Doctor República de Colombia Corte Suprema de Justicia PAGE 5 República de Colombia Corte Suprema de Justicia Tutela No. 25259 CORTE SUPREMA DE JUSTICIA SALA DE CASACIÓN LABORAL Magistrado Ponente: GUSTAVO JOSÉ GNECCO MENDOZA Radicación No. 25259 Acta No. 30 Bogotá D.C., cuatro (4) de agosto de dos mil nueve (2009) Sería del caso proceder a resolver la impugnación que interpuso el MINISTERIO DE LA PROTECCIÓN SOCIAL - GRUPO INTERNO DE TRABAJO PARA LA GESTIÓN DEL PASIVO SOCIAL DE PUERTOS DE COLOMBIA, contra el fallo proferido por la SALA LABORAL DEL TRIBUNAL SUPERIOR DEL DISTRITO JUDICIAL DE CARTAGENA, el 29 de mayo de 2009, dentro de la acción de tutela que LEIDIS ASTRID POLO SILGET instauró contra el ministerio impugnante, de no advertirse configurada una causal de nulidad que invalida lo actuado.

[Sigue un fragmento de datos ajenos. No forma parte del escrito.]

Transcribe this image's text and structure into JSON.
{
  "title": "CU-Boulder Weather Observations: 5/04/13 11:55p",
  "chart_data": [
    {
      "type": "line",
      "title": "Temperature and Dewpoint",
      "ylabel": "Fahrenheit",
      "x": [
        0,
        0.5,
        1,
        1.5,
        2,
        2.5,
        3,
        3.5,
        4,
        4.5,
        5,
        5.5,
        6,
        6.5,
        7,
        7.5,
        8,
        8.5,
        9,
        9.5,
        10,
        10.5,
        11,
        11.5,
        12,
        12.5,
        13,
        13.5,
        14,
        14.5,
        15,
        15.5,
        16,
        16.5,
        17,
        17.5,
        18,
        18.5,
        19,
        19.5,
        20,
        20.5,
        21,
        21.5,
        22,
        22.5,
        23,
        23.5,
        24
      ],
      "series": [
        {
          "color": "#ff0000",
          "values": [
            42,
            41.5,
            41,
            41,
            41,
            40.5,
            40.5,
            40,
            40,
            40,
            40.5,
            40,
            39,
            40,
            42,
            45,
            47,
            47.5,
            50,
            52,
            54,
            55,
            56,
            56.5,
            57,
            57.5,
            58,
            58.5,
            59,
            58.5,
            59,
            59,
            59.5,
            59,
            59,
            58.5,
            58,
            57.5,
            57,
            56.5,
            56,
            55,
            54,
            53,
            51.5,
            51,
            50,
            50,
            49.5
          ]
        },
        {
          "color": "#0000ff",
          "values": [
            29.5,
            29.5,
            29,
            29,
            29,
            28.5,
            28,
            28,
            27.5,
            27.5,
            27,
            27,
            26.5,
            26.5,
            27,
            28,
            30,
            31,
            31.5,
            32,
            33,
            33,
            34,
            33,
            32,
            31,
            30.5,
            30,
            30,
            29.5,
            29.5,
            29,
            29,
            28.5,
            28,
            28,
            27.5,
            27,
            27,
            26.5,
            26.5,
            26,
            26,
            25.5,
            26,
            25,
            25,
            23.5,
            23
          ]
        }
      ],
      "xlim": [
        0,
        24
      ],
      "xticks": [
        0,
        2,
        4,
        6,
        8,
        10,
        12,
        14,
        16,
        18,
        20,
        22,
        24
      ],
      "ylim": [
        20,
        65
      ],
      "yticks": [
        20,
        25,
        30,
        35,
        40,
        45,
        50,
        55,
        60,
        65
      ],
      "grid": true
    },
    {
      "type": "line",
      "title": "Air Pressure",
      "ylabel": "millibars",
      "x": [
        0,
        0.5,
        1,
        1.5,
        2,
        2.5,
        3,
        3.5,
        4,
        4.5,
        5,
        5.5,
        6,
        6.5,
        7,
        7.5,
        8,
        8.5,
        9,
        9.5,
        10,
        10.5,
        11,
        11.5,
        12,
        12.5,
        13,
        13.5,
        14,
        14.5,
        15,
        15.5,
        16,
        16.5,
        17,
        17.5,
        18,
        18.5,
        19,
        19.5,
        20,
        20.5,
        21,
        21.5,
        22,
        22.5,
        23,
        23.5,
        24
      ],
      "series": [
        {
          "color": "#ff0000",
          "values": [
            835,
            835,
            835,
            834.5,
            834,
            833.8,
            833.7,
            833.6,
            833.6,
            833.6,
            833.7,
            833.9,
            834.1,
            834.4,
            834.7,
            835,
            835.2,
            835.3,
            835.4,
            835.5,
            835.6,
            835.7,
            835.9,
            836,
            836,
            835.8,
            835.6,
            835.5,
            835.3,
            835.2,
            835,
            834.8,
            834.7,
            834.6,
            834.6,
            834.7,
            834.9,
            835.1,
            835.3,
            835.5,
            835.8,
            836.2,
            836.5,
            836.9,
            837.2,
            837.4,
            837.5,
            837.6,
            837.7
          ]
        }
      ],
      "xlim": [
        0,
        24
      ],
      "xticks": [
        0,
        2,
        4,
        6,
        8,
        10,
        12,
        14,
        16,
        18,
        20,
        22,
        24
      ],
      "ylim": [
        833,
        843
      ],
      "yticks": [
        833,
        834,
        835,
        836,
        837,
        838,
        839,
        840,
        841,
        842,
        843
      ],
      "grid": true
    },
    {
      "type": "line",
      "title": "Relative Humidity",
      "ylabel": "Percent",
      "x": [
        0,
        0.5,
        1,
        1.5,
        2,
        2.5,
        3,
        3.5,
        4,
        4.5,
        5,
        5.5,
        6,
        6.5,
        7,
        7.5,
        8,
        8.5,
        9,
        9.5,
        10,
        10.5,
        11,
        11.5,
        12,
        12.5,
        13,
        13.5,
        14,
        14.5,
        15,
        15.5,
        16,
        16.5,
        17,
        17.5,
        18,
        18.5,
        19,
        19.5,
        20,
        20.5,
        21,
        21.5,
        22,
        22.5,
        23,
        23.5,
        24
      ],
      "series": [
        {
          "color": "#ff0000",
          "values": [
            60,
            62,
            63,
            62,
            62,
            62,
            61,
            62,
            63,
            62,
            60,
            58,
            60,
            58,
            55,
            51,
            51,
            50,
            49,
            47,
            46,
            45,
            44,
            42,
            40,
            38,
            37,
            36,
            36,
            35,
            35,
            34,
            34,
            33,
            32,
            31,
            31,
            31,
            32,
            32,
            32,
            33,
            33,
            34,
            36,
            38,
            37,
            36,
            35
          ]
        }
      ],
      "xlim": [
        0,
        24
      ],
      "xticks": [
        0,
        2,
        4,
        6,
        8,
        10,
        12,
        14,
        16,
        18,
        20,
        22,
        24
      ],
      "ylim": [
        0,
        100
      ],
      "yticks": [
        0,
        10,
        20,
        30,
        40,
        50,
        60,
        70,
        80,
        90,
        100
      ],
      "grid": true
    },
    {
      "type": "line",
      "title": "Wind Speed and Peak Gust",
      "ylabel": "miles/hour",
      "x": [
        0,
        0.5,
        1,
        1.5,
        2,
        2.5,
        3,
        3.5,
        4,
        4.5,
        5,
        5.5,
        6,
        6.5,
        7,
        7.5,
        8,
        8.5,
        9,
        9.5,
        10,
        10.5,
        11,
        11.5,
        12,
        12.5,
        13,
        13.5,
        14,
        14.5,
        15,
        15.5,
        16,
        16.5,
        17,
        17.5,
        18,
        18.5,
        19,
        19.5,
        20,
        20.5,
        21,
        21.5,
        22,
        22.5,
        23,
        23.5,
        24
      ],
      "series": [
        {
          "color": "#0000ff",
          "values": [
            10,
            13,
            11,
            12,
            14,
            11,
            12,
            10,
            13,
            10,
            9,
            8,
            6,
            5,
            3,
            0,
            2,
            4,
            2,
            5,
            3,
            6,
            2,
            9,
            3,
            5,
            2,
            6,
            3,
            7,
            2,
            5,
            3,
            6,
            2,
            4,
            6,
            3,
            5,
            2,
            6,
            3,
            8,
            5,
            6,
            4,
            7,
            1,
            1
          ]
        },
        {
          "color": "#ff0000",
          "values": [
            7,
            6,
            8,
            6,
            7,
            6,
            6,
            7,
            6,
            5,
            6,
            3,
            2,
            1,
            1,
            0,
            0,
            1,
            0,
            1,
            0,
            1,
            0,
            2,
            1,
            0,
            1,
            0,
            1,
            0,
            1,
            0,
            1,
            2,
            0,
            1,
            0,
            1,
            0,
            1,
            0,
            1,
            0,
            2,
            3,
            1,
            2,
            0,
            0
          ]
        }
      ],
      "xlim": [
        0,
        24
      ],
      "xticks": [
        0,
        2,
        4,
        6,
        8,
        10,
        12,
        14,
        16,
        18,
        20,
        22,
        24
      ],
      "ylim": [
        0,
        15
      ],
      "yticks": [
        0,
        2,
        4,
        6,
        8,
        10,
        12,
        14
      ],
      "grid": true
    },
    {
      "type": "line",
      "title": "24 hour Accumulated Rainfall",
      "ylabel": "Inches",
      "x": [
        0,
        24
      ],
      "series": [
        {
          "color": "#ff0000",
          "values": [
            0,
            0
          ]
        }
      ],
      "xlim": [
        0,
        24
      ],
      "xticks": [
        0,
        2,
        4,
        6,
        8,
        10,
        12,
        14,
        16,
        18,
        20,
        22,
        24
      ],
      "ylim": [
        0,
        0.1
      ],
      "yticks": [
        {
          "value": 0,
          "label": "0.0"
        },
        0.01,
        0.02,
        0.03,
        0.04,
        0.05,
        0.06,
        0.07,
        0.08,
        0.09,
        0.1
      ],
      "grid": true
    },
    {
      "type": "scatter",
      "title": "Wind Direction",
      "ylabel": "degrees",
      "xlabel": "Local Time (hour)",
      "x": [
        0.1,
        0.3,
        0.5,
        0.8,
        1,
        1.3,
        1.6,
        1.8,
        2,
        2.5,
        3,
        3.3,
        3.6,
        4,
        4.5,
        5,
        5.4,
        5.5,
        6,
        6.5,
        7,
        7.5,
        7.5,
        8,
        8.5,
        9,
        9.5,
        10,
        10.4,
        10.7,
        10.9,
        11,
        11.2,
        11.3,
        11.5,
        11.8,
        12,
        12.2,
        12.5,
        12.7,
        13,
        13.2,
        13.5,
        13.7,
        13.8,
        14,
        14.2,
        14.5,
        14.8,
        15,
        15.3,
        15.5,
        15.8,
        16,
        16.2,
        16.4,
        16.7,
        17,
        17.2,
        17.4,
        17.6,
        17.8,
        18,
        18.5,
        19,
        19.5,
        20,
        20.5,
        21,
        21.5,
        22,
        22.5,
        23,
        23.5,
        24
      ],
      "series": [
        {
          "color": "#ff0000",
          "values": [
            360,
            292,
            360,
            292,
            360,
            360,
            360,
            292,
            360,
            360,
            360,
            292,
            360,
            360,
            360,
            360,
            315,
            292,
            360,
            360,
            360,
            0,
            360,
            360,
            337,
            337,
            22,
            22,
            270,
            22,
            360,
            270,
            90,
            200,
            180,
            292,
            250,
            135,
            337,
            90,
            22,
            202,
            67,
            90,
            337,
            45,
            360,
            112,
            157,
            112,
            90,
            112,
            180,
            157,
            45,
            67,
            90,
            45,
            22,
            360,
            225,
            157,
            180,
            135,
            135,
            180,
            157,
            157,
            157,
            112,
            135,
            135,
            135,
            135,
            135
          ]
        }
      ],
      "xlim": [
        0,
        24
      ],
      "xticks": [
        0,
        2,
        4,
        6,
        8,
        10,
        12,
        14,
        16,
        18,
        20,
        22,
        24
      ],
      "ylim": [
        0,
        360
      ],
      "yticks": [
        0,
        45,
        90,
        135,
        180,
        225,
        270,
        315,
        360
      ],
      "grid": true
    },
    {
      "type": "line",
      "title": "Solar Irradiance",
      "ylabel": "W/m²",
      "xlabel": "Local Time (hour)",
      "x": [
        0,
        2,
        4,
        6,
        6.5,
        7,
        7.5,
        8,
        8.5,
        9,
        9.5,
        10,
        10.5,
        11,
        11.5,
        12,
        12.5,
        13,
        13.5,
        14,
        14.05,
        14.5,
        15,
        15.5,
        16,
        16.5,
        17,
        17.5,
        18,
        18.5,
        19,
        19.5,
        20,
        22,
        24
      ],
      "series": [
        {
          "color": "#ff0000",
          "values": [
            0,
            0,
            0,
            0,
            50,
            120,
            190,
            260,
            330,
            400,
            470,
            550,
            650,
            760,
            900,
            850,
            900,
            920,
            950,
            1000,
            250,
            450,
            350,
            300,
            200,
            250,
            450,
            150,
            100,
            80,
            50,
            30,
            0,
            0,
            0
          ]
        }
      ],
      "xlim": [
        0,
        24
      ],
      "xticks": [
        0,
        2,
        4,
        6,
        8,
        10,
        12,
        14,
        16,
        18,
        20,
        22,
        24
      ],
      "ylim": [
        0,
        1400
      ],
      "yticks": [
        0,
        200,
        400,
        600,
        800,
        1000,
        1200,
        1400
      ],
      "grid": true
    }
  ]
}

La señora LEIDIS ASTRID POLO SILGET, quien manifestó obrar en nombre de MARÍA ACUÑA CORREA, presentó, por conducto de apoderado judicial, acción de tutela contra el MINISTERIO DE LA PROTECCIÓN SOCIAL - GRUPO INTERNO DE TRABAJO PARA LA GESTIÓN DEL PASIVO SOCIAL DE PUERTOS DE COLOMBIA, a quien endilga la vulneración de los derechos fundamentales a la vida y a la seguridad social de aquélla.
Pretende que “como mecanismo transitorio y para evitar un perjuicio irremediable”, se ordene al MINISTERIO DE LA PROTECCIÓN SOCIAL - GRUPO INTERNO DE TRABAJO PARA LA GESTIÓN DEL PASIVO SOCIAL DE PUERTOS DE COLOMBIA “restablecer el servicio de salud que se le venía prestando” a su agenciada. La SALA LABORAL DEL TRIBUNAL SUPERIOR DEL DISTRITO JUDICIAL DE CARTAGENA dio trámite a la acción de tutela por auto del pasado 12 de mayo; surtido el trámite de rigor, profirió fallo el 29 de mayo de 2009.
Una vez revisado el expediente contentivo de la acción de tutela la referencia, se observa que en cabeza de la gestora de la petición de amparo no existe legitimidad por activa para instaurar la tutela, en los términos del Artículo 10 del Decreto 2591 de 1991 y 4° del Decreto 306 de 1992. En efecto, la señora LEIDIS ASTRID POLO SILGET, confirió poder a profesional del derecho para que éste instaurara acción de tutela “a favor” de MARINA ACUÑA CORREA, sin que se hubiera probado siquiera sumariamente la imposibilidad que impedía a la titular de los derechos, reclamar por sí misma la protección de los mismos.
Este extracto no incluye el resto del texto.